What Does the Word Rollback Mean?
Following the American Civil War, Congress passed laws that amended the United States Constitution and were designed to ensure that people were given equal protection under the law, and equal participation in our democracy. Throughout the history of the United States, there have been periods when the struggle for civil rights has been set back. A good example is the period from 1876 to 1964 when Jim Crow laws legalized segregation in the Southern and border states of the United States. The Civil Rights Movement put an end to the formal Jim Crow era. This movement, and other developments, such as the women's suffrage movement in the late 19th and early 20th centuries, brought greater protections against discrimination and broadened opportunities for economic and social equality.
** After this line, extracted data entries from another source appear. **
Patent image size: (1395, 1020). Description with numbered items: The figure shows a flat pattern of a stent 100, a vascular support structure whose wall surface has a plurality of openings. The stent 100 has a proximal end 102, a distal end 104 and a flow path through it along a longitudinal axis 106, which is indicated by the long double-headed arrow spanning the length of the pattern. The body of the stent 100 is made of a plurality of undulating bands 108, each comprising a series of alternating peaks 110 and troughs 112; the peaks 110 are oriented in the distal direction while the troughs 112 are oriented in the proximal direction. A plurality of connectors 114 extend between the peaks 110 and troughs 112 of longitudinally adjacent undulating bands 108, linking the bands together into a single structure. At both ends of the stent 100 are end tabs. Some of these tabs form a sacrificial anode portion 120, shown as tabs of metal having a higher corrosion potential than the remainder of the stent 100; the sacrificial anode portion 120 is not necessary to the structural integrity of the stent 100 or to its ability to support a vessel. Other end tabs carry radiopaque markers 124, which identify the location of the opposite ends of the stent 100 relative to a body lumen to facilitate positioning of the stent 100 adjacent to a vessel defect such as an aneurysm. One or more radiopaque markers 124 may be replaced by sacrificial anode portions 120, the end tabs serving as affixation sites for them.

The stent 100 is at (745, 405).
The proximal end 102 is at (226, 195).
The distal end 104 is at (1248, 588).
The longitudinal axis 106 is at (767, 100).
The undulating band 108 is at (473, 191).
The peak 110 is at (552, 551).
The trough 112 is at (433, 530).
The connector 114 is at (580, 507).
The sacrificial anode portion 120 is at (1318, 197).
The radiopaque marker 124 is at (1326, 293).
The 1980s marked the beginning of what some have called the "rollback" of civil rights in the United States. Over the past 20 plus years, a well-funded and well-organized effort by people uncomfortable with the federal government's role in protecting civil rights formed groups such as the Federalist Society to make change in the federal courts and have an impact on its decisions. The groups have been successful at influencing judicial nominations, judicial decision-making, and public opinion. And the courts, as demonstrated by a range of key cases, have become less protective of civil rights, setting dangerous precedents for future cases and the security of our rights.
The rollback affects practically all aspects of American life -- from our ability to challenge inequality in education, to protections against employment discrimination, to the authority of Congress to make sure that the air we breath and our water supply is clean. Therefore it is crucial that we join together to demand an end to the rollback, ensuring the preservation of our hard-won civil rights.